Hunch’s personalized recommender system proposes general cultural recommendations. From the user’s point of view, initialization is very controlled since one must first answer closed-ended or semi-open questions on preferences and interests. The user must then rate an initial selection of cultural items as a sequence of videos, books, images or even info graphics related to the selected topics. This data-based step helps in the creation of a profile and the ability to class the Internet user into a user group in order to propose more tailored selections of cultural items. Each element is classed into a thematic with a compatibility percentage associated with the user profile. After a few dozen validations – or invalidations – of propositions, correlations with users with similar interests are offered. It is important to note that the collection of topics is not necessarily identical, but the evaluations within these common topics will correspond quite accurately. The aim of these correlations is to establish experimental relations between users in order to begin proposing hyperlinks to topics that would be considered of interest, the content of which is properly indexed. It would then be possible to have a new content because of others sharing the same preferences on common topics of interest. This system is very effective for discovering new content adapted to individual preferences on targeted themes. This efficiency has not escaped the notice of the commercial players since the commercial giant eBay has bought back Hunch in order to adapt it to its online sales platform. The use of recommender systems for commercial means is not a unique case; many major online commercial players turn recommendation into very effective personalized sales systems9.

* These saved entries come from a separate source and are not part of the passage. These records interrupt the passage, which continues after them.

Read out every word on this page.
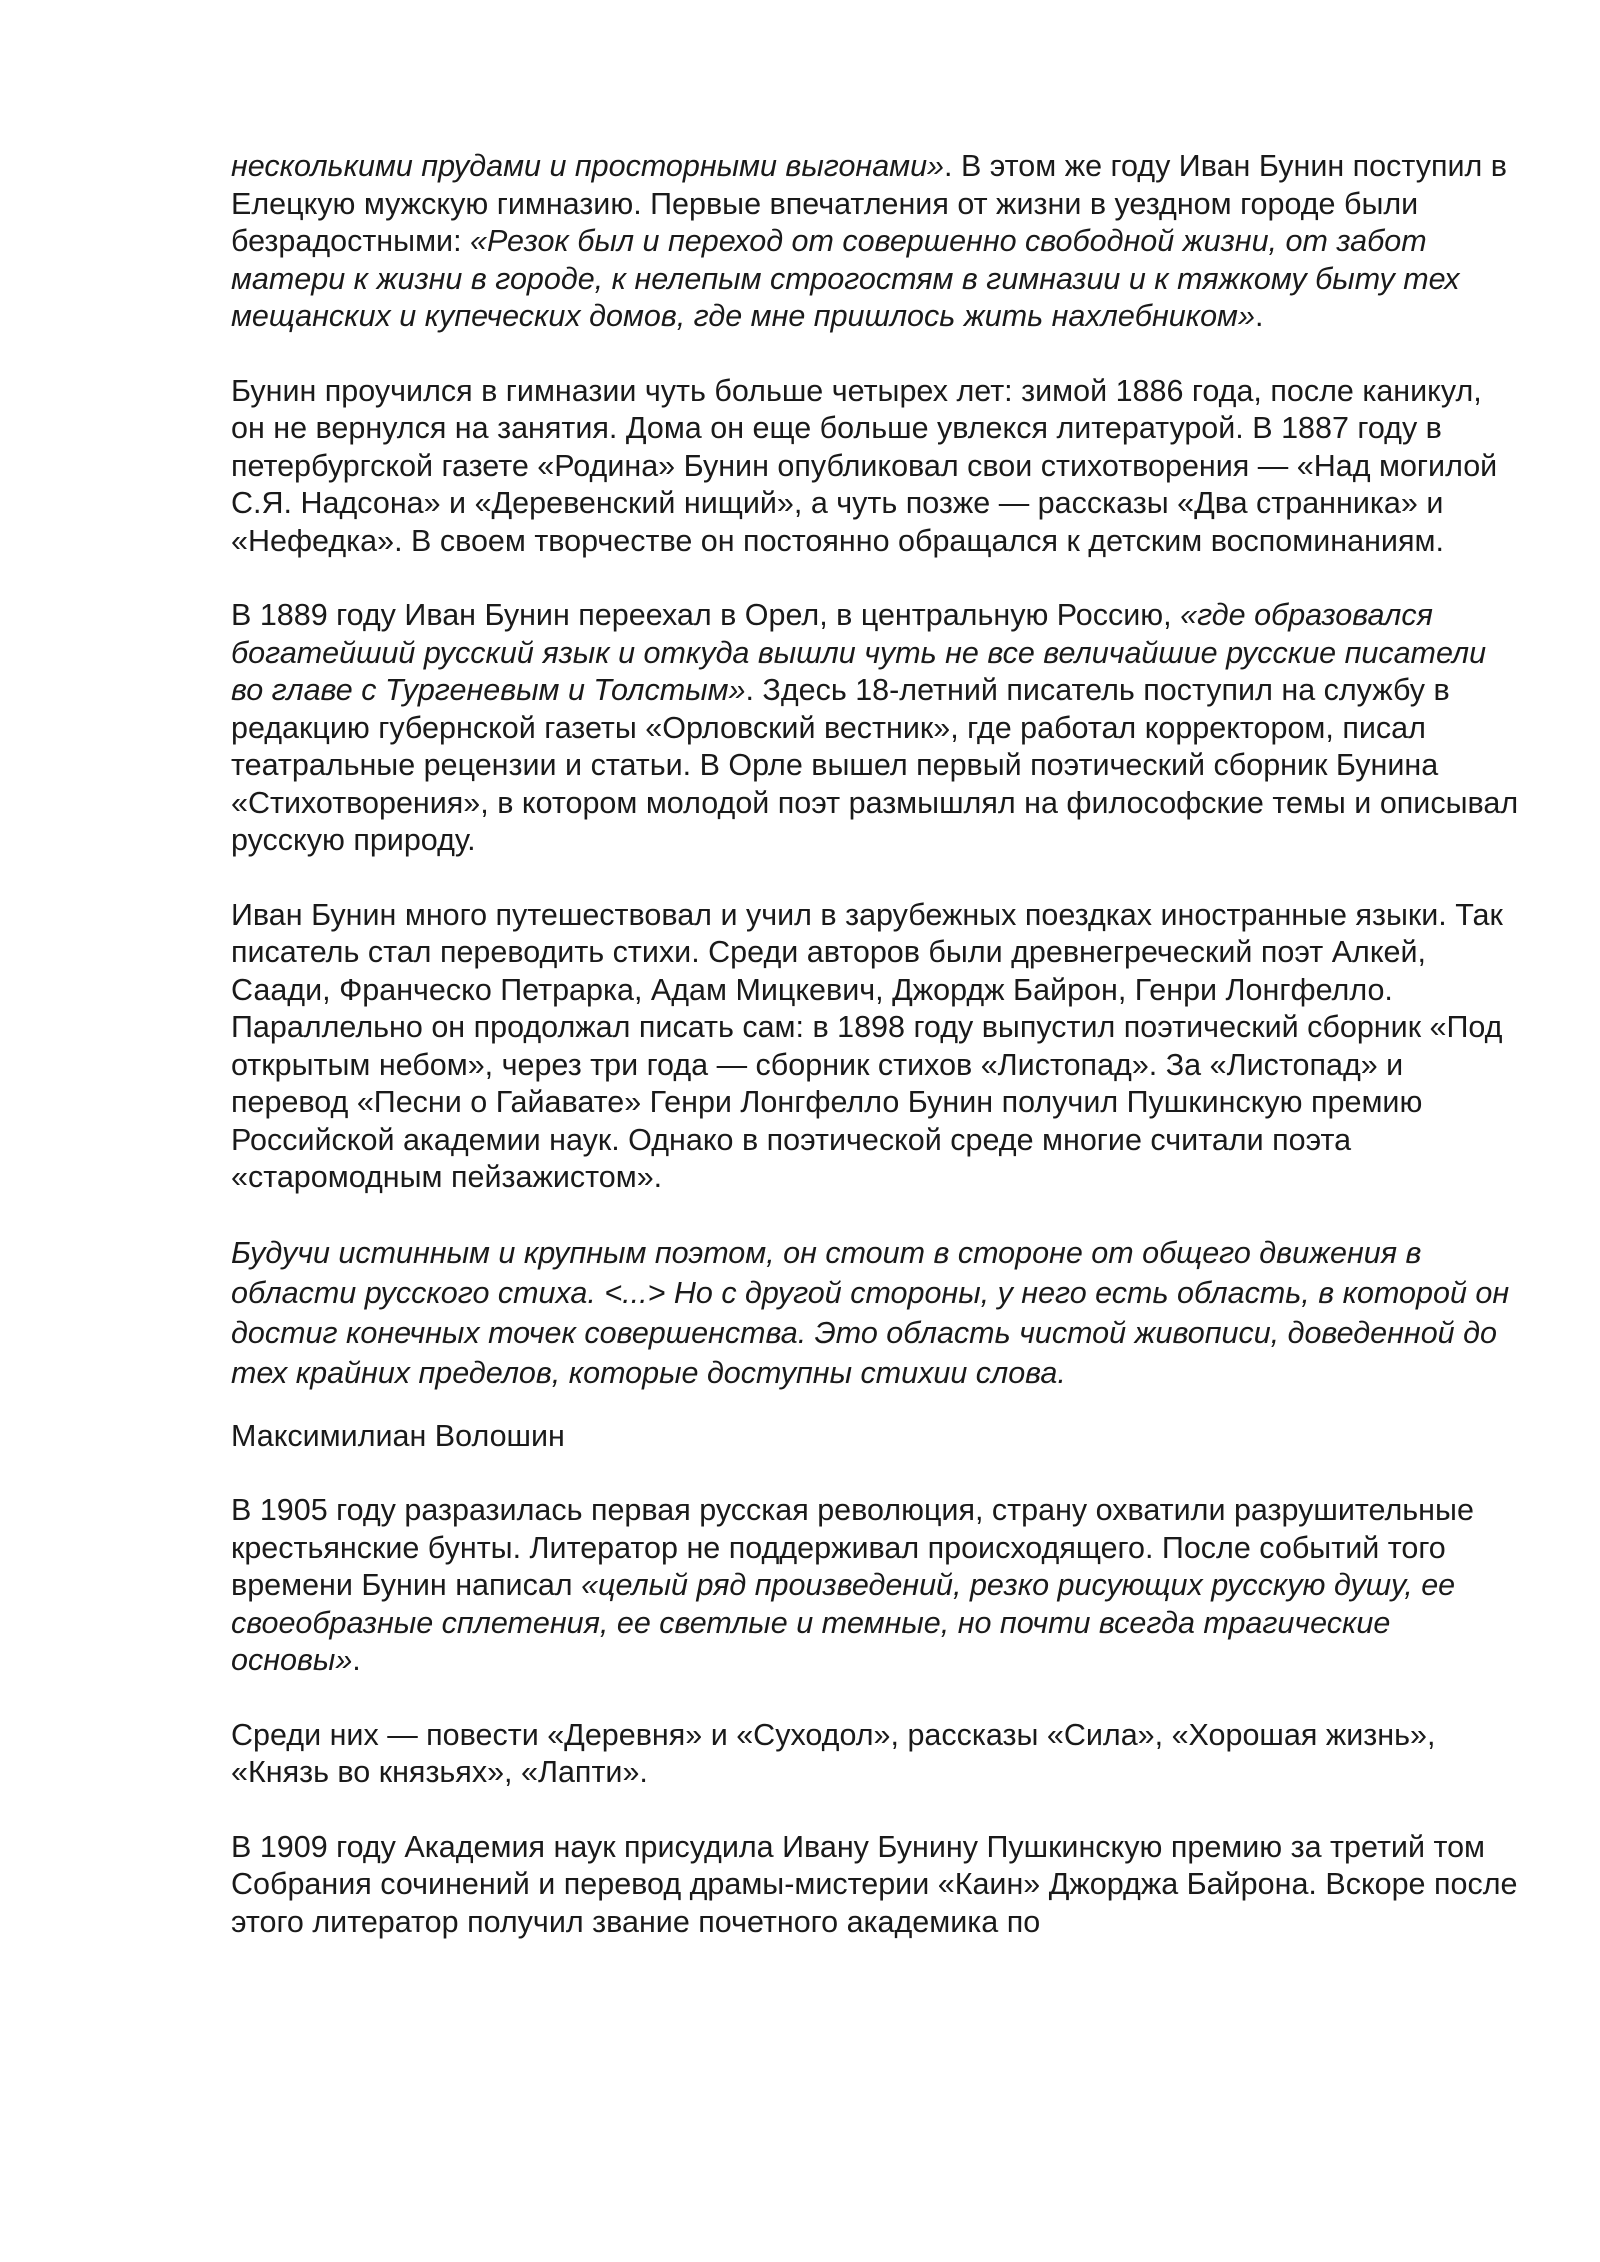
несколькими прудами и просторными выгонами». В этом же году Иван Бунин поступил в Елецкую мужскую гимназию. Первые впечатления от жизни в уездном городе были безрадостными: «Резок был и переход от совершенно свободной жизни, от забот матери к жизни в городе, к нелепым строгостям в гимназии и к тяжкому быту тех мещанских и купеческих домов, где мне пришлось жить нахлебником».

Бунин проучился в гимназии чуть больше четырех лет: зимой 1886 года, после каникул, он не вернулся на занятия. Дома он еще больше увлекся литературой. В 1887 году в петербургской газете «Родина» Бунин опубликовал свои стихотворения — «Над могилой С.Я. Надсона» и «Деревенский нищий», а чуть позже — рассказы «Два странника» и «Нефедка». В своем творчестве он постоянно обращался к детским воспоминаниям.

В 1889 году Иван Бунин переехал в Орел, в центральную Россию, «где образовался богатейший русский язык и откуда вышли чуть не все величайшие русские писатели во главе с Тургеневым и Толстым». Здесь 18-летний писатель поступил на службу в редакцию губернской газеты «Орловский вестник», где работал корректором, писал театральные рецензии и статьи. В Орле вышел первый поэтический сборник Бунина «Стихотворения», в котором молодой поэт размышлял на философские темы и описывал русскую природу.

Иван Бунин много путешествовал и учил в зарубежных поездках иностранные языки. Так писатель стал переводить стихи. Среди авторов были древнегреческий поэт Алкей, Саади, Франческо Петрарка, Адам Мицкевич, Джордж Байрон, Генри Лонгфелло. Параллельно он продолжал писать сам: в 1898 году выпустил поэтический сборник «Под открытым небом», через три года — сборник стихов «Листопад». За «Листопад» и перевод «Песни о Гайавате» Генри Лонгфелло Бунин получил Пушкинскую премию Российской академии наук. Однако в поэтической среде многие считали поэта «старомодным пейзажистом».

Будучи истинным и крупным поэтом, он стоит в стороне от общего движения в области русского стиха. <...> Но с другой стороны, у него есть область, в которой он достиг конечных точек совершенства. Это область чистой живописи, доведенной до тех крайних пределов, которые доступны стихии слова.

Максимилиан Волошин

В 1905 году разразилась первая русская революция, страну охватили разрушительные крестьянские бунты. Литератор не поддерживал происходящего. После событий того времени Бунин написал «целый ряд произведений, резко рисующих русскую душу, ее своеобразные сплетения, ее светлые и темные, но почти всегда трагические основы».

Среди них — повести «Деревня» и «Суходол», рассказы «Сила», «Хорошая жизнь», «Князь во князьях», «Лапти».

В 1909 году Академия наук присудила Ивану Бунину Пушкинскую премию за третий том Собрания сочинений и перевод драмы-мистерии «Каин» Джорджа Байрона. Вскоре после этого литератор получил звание почетного академика по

1.4.2.Recommender systems and the e-commerce of content

More broadly, the use of recommender systems is growing rapidly within the framework of e-commerce. It has become rare to find an e-commerce service which does not provide purchasing recommendations. The aim of these systems is to contextually provide, with varying levels of success, buying advice on “interesting” products in relation to the “needs” of the client.

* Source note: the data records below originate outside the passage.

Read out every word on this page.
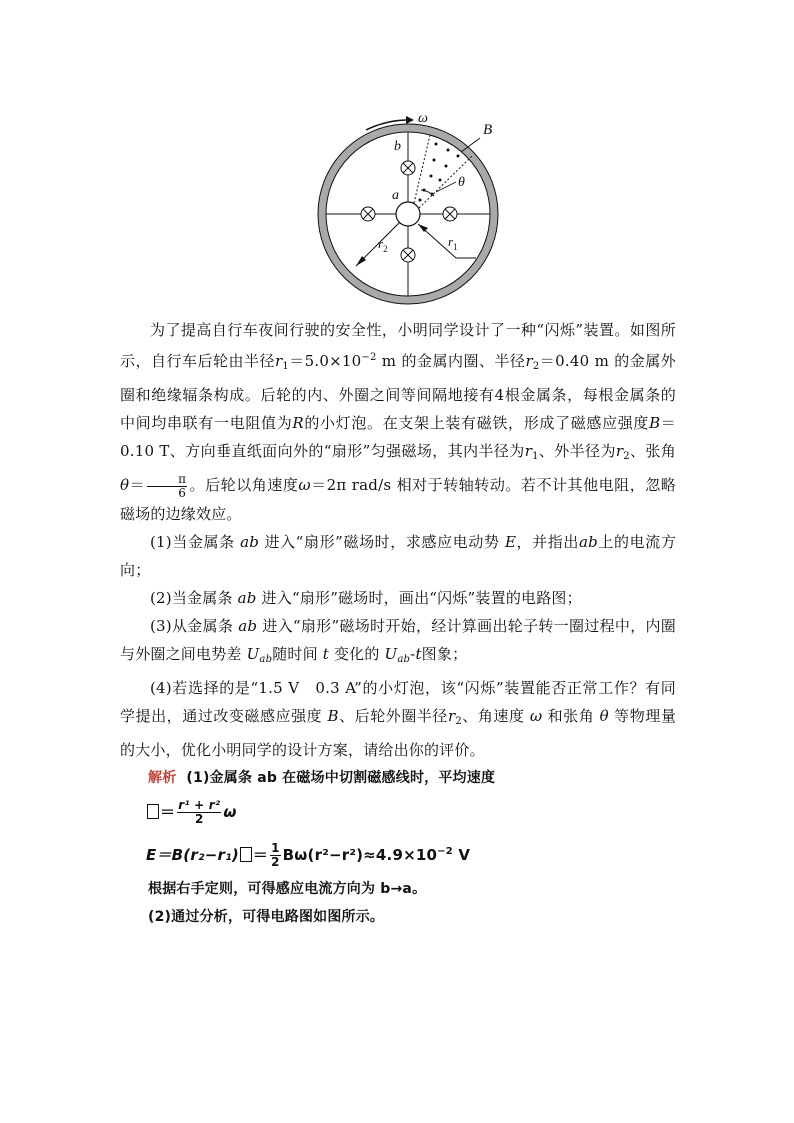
ω
B
θ
b
a
$r_2$	$r_1$

为了提高自行车夜间行驶的安全性，小明同学设计了一种“闪烁”装置。如图所示，自行车后轮由半径$r_1=5.0\times 10^{-2}$ m 的金属内圈、半径$r_2=0.40$ m 的金属外圈和绝缘辐条构成。后轮的内、外圈之间等间隔地接有4根金属条，每根金属条的中间均串联有一电阻值为R的小灯泡。在支架上装有磁铁，形成了磁感应强度B＝0.10 T、方向垂直纸面向外的“扇形”匀强磁场，其内半径为$r_1$、外半径为$r_2$、张角$\theta= \frac{\pi}{6}$ 。后轮以角速度ω＝2π rad/s 相对于转轴转动。若不计其他电阻，忽略磁场的边缘效应。

(1)当金属条 ab 进入“扇形”磁场时，求感应电动势 E，并指出ab上的电流方向；

(2)当金属条 ab 进入“扇形”磁场时，画出“闪烁”装置的电路图；

(3)从金属条 ab 进入“扇形”磁场时开始，经计算画出轮子转一圈过程中，内圈与外圈之间电势差 $U_{ab}$随时间 t 变化的 $U_{ab}-t$图象；

(4)若选择的是“1.5 V　0.3 A”的小灯泡，该“闪烁”装置能否正常工作？有同学提出，通过改变磁感应强度 B、后轮外圈半径$r_2$、角速度 ω 和张角 θ 等物理量的大小，优化小明同学的设计方案，请给出你的评价。

解析 (1)金属条 ab 在磁场中切割磁感线时，平均速度

＝ $\frac{\text{r¹ + r²}}{2}$ ω

$E=B(r_2-r_1) = \frac{1}{2} B\omega(r^2-r^2)\approx 4.9\times 10^{-2}$ V

根据右手定则，可得感应电流方向为 b→a。

(2)通过分析，可得电路图如图所示。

Figure 1.5.Recommendations on Amazon

The most well-known example is the recommender system used by Amazon’s online library. As illustrated at the bottom of Figure 1.5, a link is proposed next to every title: “Clients who purchased this book also purchased ...”. These propositions come from the analysis and evaluation of the buying habits of Amazon clients. The upper left section of the same illustration proposes recommendations based on content, in other words the metadata from the listings of products. On the right side, a hybrid offer helps create a personalization of a recommendation on the best sales in relation to previous purchases and the currently visited listing.

1.4.3.The behavior of users

Online personalization proposes recommendations for products and services based on the online purchases of clients or their browsing habits. Personalization applications reduce information overload and provide services of added value.

However, their adoption could be held back by concerns from clients regarding the confidentiality of information. A study has thus been dedicated to determining whether confidentiality versus the quality of a recommender service would have a significant impact on its adoption by customers [LI 12]. Slightly unexpectedly, investigations have shown that users are ready to divulge personal information when using services which they deem to be of high quality. The results even go so far as to show that clients who are susceptible to using online personalization are also susceptible to paying for such a service [LI 12].

Without elaborating on the monetization of the system, an analysis of forums related to French recommendation services indicates an immediate subscription and a high involvement from users. This acceptance can even lead to a feeling of frustration in the case of an interruption of the service10.

On the contrary, it is possible to attribute the high subscription rate of the online bibliographical management service Mendeley in French-speaking scientific environments, in part, to its recommendation service [KEM 12, 13].